複数の肝動脈がある割合は、30%程度と報告されています。(Problems with artery anamalies.Surgery 99:501-504,1986)
そのうち、頻度が高いものは
- 上腸間膜動脈(SMA)から右肝動脈が分岐する replaced RHA
- 左胃動脈(LGA)から左肝動脈が分岐するreplaced LHA
の2つです。
これを把握するには、腹腔動脈(CA)と上腸間膜動脈(SMA)の良好な血管造影が必要とされます。
肝臓に深く関与する、右胃動脈、右下横隔動脈、胆のう動脈、胃十二指腸動脈、後膵十二指腸動脈、左胃動脈などをチェックします。

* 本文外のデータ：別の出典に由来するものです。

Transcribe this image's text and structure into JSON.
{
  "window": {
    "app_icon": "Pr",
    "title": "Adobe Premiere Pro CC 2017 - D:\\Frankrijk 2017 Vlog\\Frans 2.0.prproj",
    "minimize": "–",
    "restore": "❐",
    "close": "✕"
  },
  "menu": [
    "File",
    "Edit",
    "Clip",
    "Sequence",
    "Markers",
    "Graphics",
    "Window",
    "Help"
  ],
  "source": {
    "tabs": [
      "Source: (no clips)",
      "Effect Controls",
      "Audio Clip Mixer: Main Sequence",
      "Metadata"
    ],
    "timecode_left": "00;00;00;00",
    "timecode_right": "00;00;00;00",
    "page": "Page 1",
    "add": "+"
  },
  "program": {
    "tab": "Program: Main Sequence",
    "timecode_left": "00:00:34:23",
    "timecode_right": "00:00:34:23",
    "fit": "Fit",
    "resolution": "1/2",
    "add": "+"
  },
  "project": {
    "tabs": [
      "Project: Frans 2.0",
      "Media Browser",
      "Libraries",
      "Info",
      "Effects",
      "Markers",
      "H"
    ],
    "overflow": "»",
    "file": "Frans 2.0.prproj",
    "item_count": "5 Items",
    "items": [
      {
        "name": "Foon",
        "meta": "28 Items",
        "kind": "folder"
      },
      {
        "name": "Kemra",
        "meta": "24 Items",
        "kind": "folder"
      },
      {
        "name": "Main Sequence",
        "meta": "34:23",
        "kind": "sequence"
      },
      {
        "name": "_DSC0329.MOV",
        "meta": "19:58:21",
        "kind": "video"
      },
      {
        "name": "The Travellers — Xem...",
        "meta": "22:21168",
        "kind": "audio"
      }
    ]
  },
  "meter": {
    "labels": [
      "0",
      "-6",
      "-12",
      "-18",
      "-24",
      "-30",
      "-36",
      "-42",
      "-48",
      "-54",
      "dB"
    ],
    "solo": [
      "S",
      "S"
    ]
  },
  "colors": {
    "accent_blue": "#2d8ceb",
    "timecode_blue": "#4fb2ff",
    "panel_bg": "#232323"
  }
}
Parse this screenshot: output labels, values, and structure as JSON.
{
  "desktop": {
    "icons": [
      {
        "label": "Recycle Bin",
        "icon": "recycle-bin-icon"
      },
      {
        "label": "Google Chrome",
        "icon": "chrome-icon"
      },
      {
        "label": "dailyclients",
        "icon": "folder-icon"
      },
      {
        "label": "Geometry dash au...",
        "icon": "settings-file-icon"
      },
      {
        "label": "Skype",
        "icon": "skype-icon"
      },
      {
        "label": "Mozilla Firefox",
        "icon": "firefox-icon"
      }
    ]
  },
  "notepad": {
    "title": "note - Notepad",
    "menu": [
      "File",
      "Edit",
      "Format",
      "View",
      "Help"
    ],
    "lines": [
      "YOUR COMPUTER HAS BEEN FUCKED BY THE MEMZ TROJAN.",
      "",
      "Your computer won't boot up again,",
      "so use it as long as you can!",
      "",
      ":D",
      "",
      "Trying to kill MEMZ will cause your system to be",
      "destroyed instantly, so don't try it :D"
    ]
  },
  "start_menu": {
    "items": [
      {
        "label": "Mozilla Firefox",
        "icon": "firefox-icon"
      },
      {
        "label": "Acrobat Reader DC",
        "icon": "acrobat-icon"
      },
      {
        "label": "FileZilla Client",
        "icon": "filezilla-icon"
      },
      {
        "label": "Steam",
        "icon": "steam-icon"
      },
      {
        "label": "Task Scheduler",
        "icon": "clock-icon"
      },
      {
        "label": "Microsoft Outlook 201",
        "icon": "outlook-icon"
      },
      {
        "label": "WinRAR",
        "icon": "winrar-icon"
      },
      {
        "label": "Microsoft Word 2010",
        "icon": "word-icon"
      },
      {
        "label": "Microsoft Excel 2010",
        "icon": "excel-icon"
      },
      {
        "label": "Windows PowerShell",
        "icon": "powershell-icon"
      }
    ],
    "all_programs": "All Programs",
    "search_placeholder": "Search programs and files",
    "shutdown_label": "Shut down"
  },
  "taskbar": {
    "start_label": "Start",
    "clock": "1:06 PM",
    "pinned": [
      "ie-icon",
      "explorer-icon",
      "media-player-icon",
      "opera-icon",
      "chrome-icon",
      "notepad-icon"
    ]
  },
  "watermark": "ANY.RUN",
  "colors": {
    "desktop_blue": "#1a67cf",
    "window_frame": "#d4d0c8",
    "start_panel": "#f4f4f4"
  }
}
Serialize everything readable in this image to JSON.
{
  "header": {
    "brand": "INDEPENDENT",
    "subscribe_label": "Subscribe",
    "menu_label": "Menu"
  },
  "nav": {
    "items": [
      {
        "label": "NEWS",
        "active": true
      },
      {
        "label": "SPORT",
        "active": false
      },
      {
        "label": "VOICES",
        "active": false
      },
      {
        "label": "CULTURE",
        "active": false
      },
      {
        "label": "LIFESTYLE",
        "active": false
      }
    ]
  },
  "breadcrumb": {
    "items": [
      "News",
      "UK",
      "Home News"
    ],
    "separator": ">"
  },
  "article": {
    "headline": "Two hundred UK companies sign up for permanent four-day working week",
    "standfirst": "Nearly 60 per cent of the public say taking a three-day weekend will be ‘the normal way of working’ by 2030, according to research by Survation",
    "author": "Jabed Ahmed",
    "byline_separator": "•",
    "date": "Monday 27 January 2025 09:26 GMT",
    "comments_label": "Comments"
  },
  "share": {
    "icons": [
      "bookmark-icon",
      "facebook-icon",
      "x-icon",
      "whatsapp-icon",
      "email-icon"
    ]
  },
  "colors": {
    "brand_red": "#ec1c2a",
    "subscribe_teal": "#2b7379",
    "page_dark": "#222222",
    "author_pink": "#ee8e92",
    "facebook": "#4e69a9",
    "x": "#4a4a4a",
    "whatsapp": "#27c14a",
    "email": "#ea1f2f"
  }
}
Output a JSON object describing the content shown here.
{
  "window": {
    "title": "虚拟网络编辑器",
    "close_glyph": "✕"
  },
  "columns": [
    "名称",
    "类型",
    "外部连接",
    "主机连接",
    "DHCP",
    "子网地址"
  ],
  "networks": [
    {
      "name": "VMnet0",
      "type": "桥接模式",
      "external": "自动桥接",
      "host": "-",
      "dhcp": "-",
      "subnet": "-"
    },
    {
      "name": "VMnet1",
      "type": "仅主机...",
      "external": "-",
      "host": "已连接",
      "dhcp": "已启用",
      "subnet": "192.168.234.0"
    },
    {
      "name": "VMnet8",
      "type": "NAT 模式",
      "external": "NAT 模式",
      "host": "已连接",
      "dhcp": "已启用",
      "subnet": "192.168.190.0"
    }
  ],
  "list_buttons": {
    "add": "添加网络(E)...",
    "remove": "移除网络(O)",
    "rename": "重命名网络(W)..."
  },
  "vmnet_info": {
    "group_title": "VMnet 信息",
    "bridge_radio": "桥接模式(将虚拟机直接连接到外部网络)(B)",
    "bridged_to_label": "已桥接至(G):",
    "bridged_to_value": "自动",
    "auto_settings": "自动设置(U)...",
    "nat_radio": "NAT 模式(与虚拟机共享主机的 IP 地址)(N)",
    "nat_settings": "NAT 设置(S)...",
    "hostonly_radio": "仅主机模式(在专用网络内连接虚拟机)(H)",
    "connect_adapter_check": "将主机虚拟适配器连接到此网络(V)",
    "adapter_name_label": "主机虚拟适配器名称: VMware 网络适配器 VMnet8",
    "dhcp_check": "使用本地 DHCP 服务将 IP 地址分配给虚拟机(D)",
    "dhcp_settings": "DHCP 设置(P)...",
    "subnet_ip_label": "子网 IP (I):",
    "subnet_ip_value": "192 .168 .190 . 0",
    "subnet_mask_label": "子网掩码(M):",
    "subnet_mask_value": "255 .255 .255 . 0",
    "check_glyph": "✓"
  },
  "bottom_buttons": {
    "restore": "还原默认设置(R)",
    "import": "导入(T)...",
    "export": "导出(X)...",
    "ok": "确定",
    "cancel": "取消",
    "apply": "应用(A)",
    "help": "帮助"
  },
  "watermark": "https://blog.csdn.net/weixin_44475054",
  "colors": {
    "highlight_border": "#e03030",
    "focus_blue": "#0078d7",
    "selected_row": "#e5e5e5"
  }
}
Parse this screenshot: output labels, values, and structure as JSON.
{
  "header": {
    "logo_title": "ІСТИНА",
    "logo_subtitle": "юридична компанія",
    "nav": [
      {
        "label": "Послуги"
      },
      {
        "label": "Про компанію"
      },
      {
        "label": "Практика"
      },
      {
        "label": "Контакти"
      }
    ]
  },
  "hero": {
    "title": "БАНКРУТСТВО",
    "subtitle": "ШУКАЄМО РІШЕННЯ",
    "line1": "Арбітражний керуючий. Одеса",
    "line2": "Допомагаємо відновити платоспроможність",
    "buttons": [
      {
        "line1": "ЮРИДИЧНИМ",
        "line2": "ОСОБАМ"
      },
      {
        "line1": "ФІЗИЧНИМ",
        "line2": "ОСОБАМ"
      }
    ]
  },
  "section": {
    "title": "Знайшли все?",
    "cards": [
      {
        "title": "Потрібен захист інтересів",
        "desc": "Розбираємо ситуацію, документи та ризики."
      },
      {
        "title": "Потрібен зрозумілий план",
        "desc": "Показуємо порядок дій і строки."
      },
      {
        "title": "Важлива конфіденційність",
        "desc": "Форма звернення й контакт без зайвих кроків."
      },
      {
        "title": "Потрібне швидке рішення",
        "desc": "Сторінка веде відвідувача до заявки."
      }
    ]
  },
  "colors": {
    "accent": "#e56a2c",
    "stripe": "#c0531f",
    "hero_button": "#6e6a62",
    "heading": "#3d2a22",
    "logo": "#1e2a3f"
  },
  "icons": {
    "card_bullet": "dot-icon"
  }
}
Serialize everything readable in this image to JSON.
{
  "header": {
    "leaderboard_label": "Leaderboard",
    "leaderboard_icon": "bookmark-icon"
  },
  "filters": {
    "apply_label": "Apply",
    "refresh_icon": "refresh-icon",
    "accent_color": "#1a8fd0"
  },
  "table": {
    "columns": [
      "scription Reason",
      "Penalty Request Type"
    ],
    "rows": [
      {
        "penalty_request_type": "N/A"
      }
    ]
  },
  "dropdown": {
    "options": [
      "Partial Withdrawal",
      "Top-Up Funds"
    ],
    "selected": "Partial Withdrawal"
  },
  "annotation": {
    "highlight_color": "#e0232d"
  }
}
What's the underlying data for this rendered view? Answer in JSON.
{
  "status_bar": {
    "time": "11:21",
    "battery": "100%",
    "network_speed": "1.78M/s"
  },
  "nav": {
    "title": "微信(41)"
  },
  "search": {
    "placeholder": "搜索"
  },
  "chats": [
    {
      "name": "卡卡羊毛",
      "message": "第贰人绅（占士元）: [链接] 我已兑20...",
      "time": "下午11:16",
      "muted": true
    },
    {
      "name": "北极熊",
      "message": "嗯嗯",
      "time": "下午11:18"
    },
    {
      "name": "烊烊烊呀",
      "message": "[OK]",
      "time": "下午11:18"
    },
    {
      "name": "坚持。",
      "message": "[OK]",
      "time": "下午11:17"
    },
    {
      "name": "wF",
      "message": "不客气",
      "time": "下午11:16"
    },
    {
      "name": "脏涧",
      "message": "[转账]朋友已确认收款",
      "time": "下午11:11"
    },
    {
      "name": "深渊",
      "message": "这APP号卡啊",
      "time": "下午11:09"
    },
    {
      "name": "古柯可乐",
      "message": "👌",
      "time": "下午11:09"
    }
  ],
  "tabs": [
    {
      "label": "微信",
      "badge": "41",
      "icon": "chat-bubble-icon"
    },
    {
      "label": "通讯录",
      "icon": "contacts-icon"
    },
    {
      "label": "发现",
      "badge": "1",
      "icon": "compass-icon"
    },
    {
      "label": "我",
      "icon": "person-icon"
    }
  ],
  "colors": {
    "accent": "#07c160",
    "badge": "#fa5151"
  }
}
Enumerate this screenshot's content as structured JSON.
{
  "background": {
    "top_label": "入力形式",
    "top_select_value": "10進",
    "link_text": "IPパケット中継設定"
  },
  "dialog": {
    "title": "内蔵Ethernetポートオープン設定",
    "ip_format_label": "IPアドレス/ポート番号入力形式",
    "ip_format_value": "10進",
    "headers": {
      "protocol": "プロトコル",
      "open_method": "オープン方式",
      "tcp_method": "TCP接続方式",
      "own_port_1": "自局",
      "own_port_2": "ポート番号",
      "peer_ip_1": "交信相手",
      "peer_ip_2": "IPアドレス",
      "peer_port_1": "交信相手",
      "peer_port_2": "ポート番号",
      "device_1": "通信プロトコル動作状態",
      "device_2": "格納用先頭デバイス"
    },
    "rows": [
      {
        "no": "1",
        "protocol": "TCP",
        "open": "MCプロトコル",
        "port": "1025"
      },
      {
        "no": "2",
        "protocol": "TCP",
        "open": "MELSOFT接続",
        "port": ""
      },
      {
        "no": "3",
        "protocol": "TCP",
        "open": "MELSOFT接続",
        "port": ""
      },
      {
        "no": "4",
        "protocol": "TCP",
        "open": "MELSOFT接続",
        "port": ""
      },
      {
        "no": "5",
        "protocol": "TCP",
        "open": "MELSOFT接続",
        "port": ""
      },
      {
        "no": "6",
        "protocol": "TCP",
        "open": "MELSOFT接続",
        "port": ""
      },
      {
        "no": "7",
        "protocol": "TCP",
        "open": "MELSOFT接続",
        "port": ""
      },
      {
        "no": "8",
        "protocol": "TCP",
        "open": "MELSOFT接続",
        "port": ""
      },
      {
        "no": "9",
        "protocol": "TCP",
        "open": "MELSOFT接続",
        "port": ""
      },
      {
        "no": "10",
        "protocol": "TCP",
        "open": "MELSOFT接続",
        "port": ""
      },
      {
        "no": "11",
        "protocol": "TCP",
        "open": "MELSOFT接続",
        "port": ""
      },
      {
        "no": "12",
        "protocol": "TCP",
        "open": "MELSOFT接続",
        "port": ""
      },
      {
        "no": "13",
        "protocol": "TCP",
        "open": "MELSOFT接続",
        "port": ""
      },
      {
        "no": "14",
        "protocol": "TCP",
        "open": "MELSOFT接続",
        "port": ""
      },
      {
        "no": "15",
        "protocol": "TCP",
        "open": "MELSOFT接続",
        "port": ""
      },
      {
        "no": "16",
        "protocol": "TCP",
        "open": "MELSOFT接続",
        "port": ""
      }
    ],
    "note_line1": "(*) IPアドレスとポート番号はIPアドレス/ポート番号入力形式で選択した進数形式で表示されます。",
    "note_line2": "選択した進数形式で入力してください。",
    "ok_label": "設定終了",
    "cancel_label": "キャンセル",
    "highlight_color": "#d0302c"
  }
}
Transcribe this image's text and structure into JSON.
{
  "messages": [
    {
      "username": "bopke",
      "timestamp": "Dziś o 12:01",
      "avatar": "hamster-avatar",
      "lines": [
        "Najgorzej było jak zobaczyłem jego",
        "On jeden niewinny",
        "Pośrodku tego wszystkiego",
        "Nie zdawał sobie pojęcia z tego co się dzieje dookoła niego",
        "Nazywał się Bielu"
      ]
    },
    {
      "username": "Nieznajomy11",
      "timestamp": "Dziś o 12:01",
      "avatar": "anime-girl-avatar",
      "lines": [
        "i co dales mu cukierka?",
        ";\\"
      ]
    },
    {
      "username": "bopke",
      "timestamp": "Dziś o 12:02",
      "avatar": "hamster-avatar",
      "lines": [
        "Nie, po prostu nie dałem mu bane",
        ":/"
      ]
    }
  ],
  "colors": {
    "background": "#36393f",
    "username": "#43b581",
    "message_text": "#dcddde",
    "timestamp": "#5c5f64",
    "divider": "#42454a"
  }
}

カテーテルを留置する肝動脈を残して、残りの肝動脈にはコイルを置いて塞栓します。
消化管への薬剤流入を防止するために塞栓する血管。
肝動注において、抗がん剤が誤って消化管に入ってしまうのを防ぐ上で重要な血管は、
- 胃十二指腸動脈(GDA)
- 右胃動脈(RGA)
の2つが重要です。
それぞれのポイントは以下の通りです。
胃十二指腸動脈(GDA)
後上膵十二指腸動脈(PSPDA)よりも中枢まで塞栓しないとPSPDAから十二指腸に流れてしまうので、PSPD分岐部とGDA分岐部の間で塞栓する。
右胃動脈(RGA)
通常固有肝動脈から分岐。左肝動脈あるいは胃十二指腸動脈から分岐することもある。ここを塞栓しておかないと胃潰瘍・胃炎などの急性胃粘膜病変を起こす。
合併症
合併症は、抗がん剤が消化管に分布することによる上部消化管の急性粘膜病変、膵炎などがあり、前者は穿孔に至ることもあります。
また肝臓に注入された抗がん剤の影響で、肝機能障害、胆汁漏の形成、肝萎縮、末梢の肝動脈の閉塞などが起こることがあります。
カテーテルを留置することによる合併症としては、中枢の肝動脈閉塞、カテーテルやポート感染などが挙げられます。